Humboldt State has no direct input on chancellor search committees
No one from Humboldt State University sits on the search or advisory committees for the next CSU chancellor, and the closest forum to give feedback to the committee is in Sacramento.
“It’s roughly a dozen people on these committees combined, and unfortunately,” CSU Senior Director of Public Affairs Mike Uhlenkamp said. “Unfortunately we’re not able to get that far north because of the travel considerations.”
The CSU Board of Trustees has appointed a search committee and an advisory committee to select the next chancellor. The search committee includes the Board of Trustees Chairman Adam Day, the vice-chair, current CSU Chancellor Timothy White and eight other trustees.
The stakeholder committee includes two CSU faculty representatives, a staff representative, a student representative, an alumni representative and two campus president representatives. These representatives hail from Sonoma State, San Francisco State, CSU Sacramento, San Diego State, CSU San Marcos, California Polytechnic San Luis Obispo and Cal Poly Pomona.
“There isn’t currently anyone from HSU on those committees,” HSU Communications Specialist Grant Scott-Goforth wrote in an email.
The two committees are currently undergoing what they are calling a “listening tour” to gather feedback for the search process.
“It’s a fairly tight group and so they went with, for all intents and purposes, the leaders from those groups,” Uhlenkamp said.
Four public forums at Sacramento State, CSU East Bay, the Chancellor’s Office and Cal Poly Pomona were held on Nov. 12, 13, 20 and 22, respectively. Two more public forums were held on Dec. 3 and 5 at CSU San Marcos and Fresno State.
All of the forums can be streamed or viewed online, where you can also submit feedback.
“We are 23 campuses, one university,” Uhlenkamp said. “So we’re looking for everyone to provide some sort of feedback. And everyone’s going to have different forms of feedback, and one of the great things about the University is that we’re so diverse and so different.”
White announced his plan to retire on Oct. 22. He has served as chancellor since 2012 and will remain chancellor until the end of the 2019-2020 academic year.
White, a first-generation Argentinian-American, most notably launched in 2015 the Graduation Initiative 2025, a CSU-wide push to increase graduation rates.
According to CSU data, graduation rates are currently at all-time highs.

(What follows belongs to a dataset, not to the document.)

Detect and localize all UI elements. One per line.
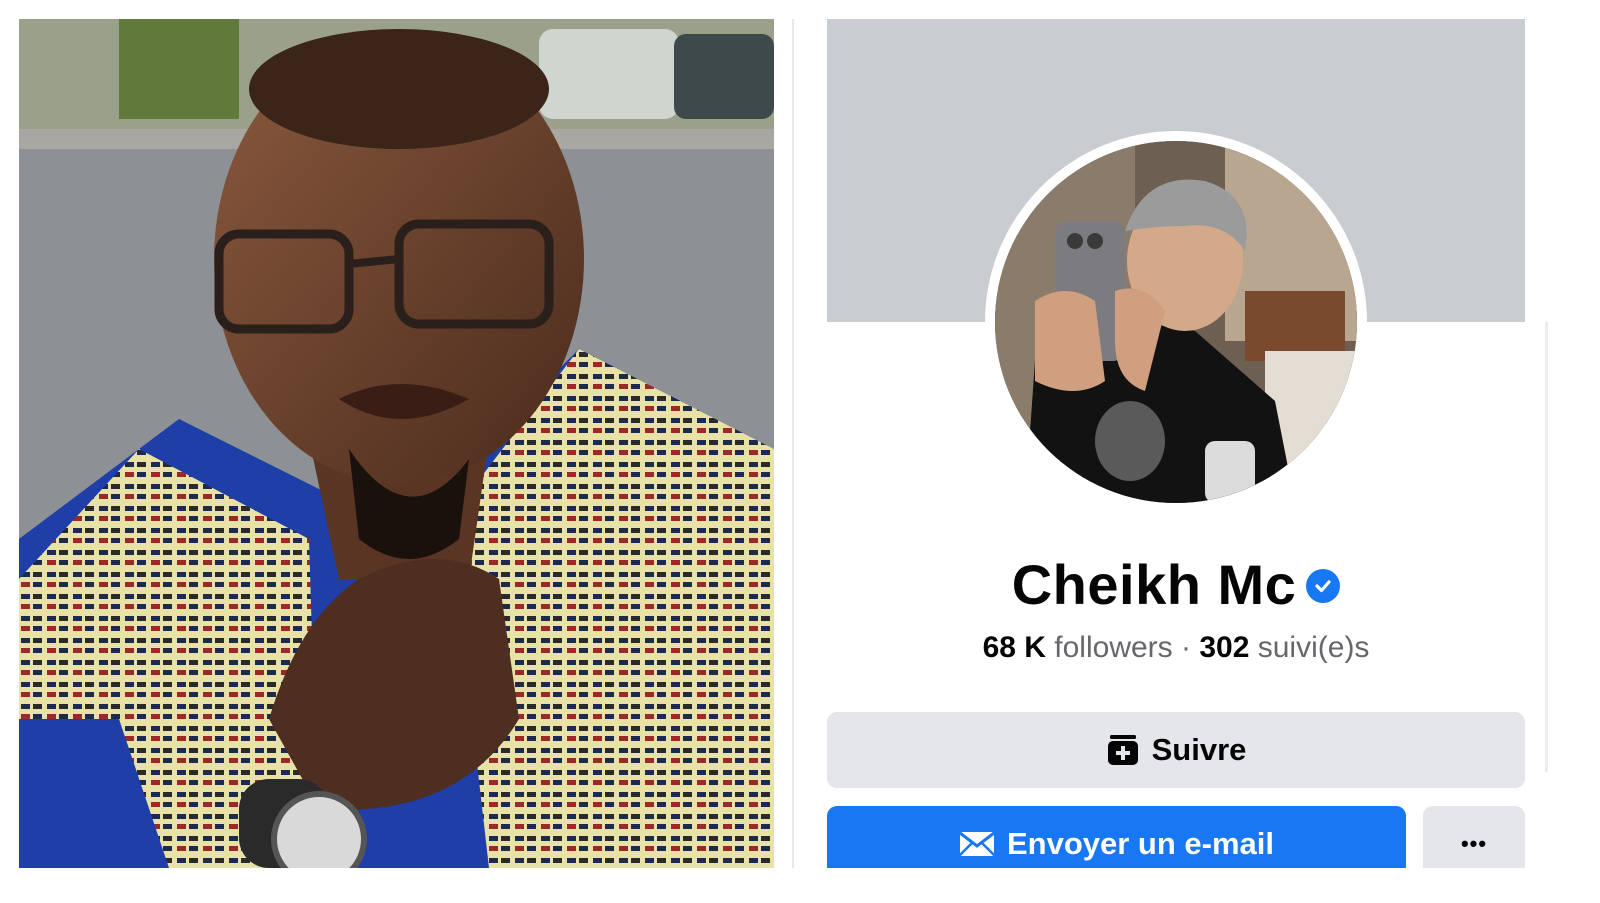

Four-year graduation rates for first-time college students have risen from 19% in 2015 to 27% in 2019, and six-year graduation rates have risen from 57% in 2015 to 62% in 2019.
“The Board of Trustees is very pleased with the current direction of the University,” Uhlenkamp said. “And by direction, I refer to the fact that enrollment is close to an all-time high, graduation rates are at all-time highs, the funding from the state of California is at an all-time high. The dollars that we receive from donors is also at an all-time high—so it’s effectively a golden age of being a CSU student. So they want to maintain that trajectory.”
Uhlenkamp said the committees will take the feedback they receive over the next two months to make a position description and then use that to gather a pool of candidates. Following multiple rounds of interviews, the committees will choose a group of finalists to be interviewed by the full 25-person Board of Trustees.
Uhlenkamp said the committees want someone who can maintain the current CSU trajectory while also bringing their own vision. As for the longevity of the next chancellor, Uhlenkamp said current higher education leaders tend to serve for shorter lengths than in the past.
“While, yes, we do want to have consistency, I don’t think that there is a specific number put on how long they want this individual to serve for,” Uhlenkamp said.
On Nov. 20, the California Faculty Association wrote an open letter to the CSU Board of Trustees detailing its desires for the next chancellor.
The letter began by asking for a chancellor dedicated to student success.
“More than using students as photo opportunities, we need a Chancellor who will do whatever it takes to secure what students need to succeed,” the letter said. “Knowing that success means more than four-year graduation rates, our new Chancellor should be committed to helping students follow their own paths unfettered.”
The letter went on to call out the lack of labor representation in the stakeholder committee, calling it “a serious oversight.”
“We need a leader who will change the toxic culture of disrespect for labor at the CSU, and value the work of all employees who serve the system,” the letter said.
The letter ended with a request for an open search process allowing participation.
“We look forward to working with a new Chancellor who will partner with us in these efforts,” the letter concluded.
The committees expect to select the next chancellor by summer 2020.